Die Verengung der Welt: Zur medialen Konstruktion Deutschlands unter Covid-19 anhand der Formate ARD Extra – Die Coronalage und ZDF Spezial
Die Pandemie im Zusammenhang mit dem Coronavirus (SARS-CoV-2) und der damit einhergehenden Erkrankung Covid-19 lässt sich auch als eine Geschichte einer Pandemie der Medien beschreiben. Genauso, wie sich das Virus global verbreitet hat, ist auch für die Medien schon rein quantitativ eine immense Verbreitung der Berichterstattung zum Coronavirus zu diagnostizieren. Signifikant ist bereits die Tatsache, dass ab der zweiten Märzwoche 2020 bis in den Juni hinein die öffentlich-rechtlichen Programme ARD und ZDF nahezu täglich nach der Hauptnachrichtensendung am Abend eine Sondersendung (ARD Extra: Die Corona Lage und ZDF Spezial) zum Coronavirus ausstrahlen.
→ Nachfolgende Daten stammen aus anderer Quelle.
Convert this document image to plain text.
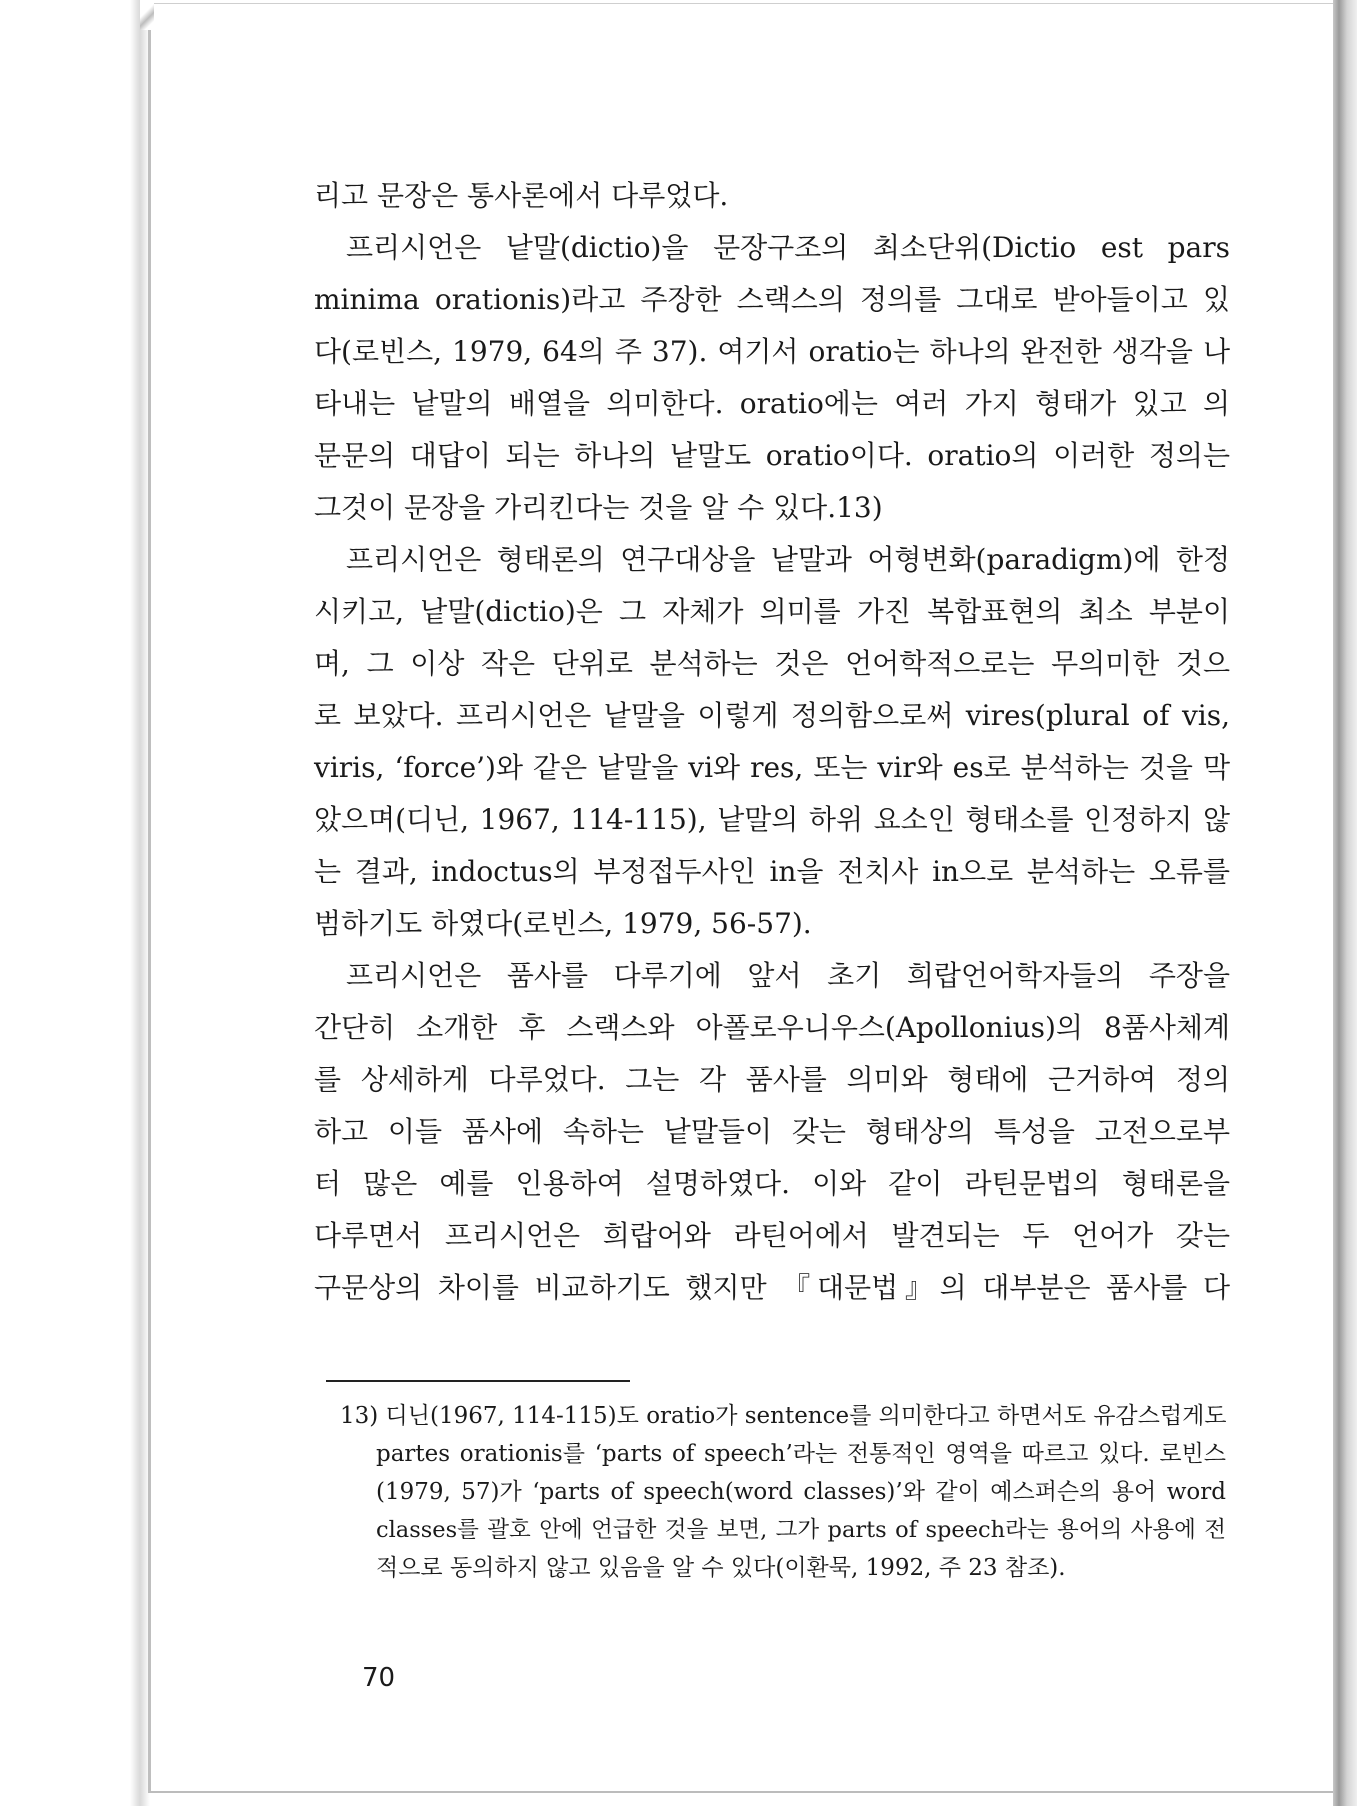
리고 문장은 통사론에서 다루었다.
프리시언은 낱말(dictio)을 문장구조의 최소단위(Dictio est pars
minima orationis)라고 주장한 스랙스의 정의를 그대로 받아들이고 있
다(로빈스, 1979, 64의 주 37). 여기서 oratio는 하나의 완전한 생각을 나
타내는 낱말의 배열을 의미한다. oratio에는 여러 가지 형태가 있고 의
문문의 대답이 되는 하나의 낱말도 oratio이다. oratio의 이러한 정의는
그것이 문장을 가리킨다는 것을 알 수 있다.13)
프리시언은 형태론의 연구대상을 낱말과 어형변화(paradigm)에 한정
시키고, 낱말(dictio)은 그 자체가 의미를 가진 복합표현의 최소 부분이
며, 그 이상 작은 단위로 분석하는 것은 언어학적으로는 무의미한 것으
로 보았다. 프리시언은 낱말을 이렇게 정의함으로써 vires(plural of vis,
viris, ‘force’)와 같은 낱말을 vi와 res, 또는 vir와 es로 분석하는 것을 막
았으며(디닌, 1967, 114-115), 낱말의 하위 요소인 형태소를 인정하지 않
는 결과, indoctus의 부정접두사인 in을 전치사 in으로 분석하는 오류를
범하기도 하였다(로빈스, 1979, 56-57).
프리시언은 품사를 다루기에 앞서 초기 희랍언어학자들의 주장을
간단히 소개한 후 스랙스와 아폴로우니우스(Apollonius)의 8품사체계
를 상세하게 다루었다. 그는 각 품사를 의미와 형태에 근거하여 정의
하고 이들 품사에 속하는 낱말들이 갖는 형태상의 특성을 고전으로부
터 많은 예를 인용하여 설명하였다. 이와 같이 라틴문법의 형태론을
다루면서 프리시언은 희랍어와 라틴어에서 발견되는 두 언어가 갖는
구문상의 차이를 비교하기도 했지만 『대문법』의 대부분은 품사를 다
13) 디닌(1967, 114-115)도 oratio가 sentence를 의미한다고 하면서도 유감스럽게도
partes orationis를 ‘parts of speech’라는 전통적인 영역을 따르고 있다. 로빈스
(1979, 57)가 ‘parts of speech(word classes)’와 같이 예스퍼슨의 용어 word
classes를 괄호 안에 언급한 것을 보면, 그가 parts of speech라는 용어의 사용에 전
적으로 동의하지 않고 있음을 알 수 있다(이환묵, 1992, 주 23 참조).
70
In unserem Beitrag wollen wir aus einer medien- und kultursemiotischen Perspektive1 die in den Sondersendungen vermittelten Weltmodelle analysieren: Wir verstehen die Fernsehsondersendungen als abgeschlossene Modelle von Welt, die implizite Regeln, Werte und Ideologien aufweisen, die wir analytisch offenlegen wollen. Faktuale journalistische Texte verschieben gegenüber fiktionalen Texten zwar das Referenzverhältnis, indem sie für sich beanspruchen, nicht auf eine fiktionale Welt zu verweisen, sondern in einem Repräsentationsverhältnis zu einer wie auch immer gearteten ›Wirklichkeit‹ zu stehen. Gleichzeitig konstituieren sich auch journalistische Beiträge wie jeder Text mittels Operationen der Auswahl (paradigmatische Ebene) und Kombination (syntagmatische Ebene) von Elementen aus Zeichensystemen und konstruieren darüber eigenständige textuelle Bedeutungen. Dies betrifft im Bereich des Fernsehjournalismus auf paradigmatischer Ebene etwa Drehorte, Kameraeinstellungen, Möglichkeiten der Lichtsetzung, potenzielle InterviewpartnerInnen und Interviewfragen, den Inhalt von Bauchbinden etc., unter denen jeweils ausgewählt wird und die im filmischen Syntagma kombiniert auftreten. Aus der Kombination von Elementen innerhalb einer Beitragssequenz und darüber hinaus auch aus der Kombination von Beiträgen innerhalb eines vollständigen Sendungsformats eröffnen sich weitere Bedeutungsebenen.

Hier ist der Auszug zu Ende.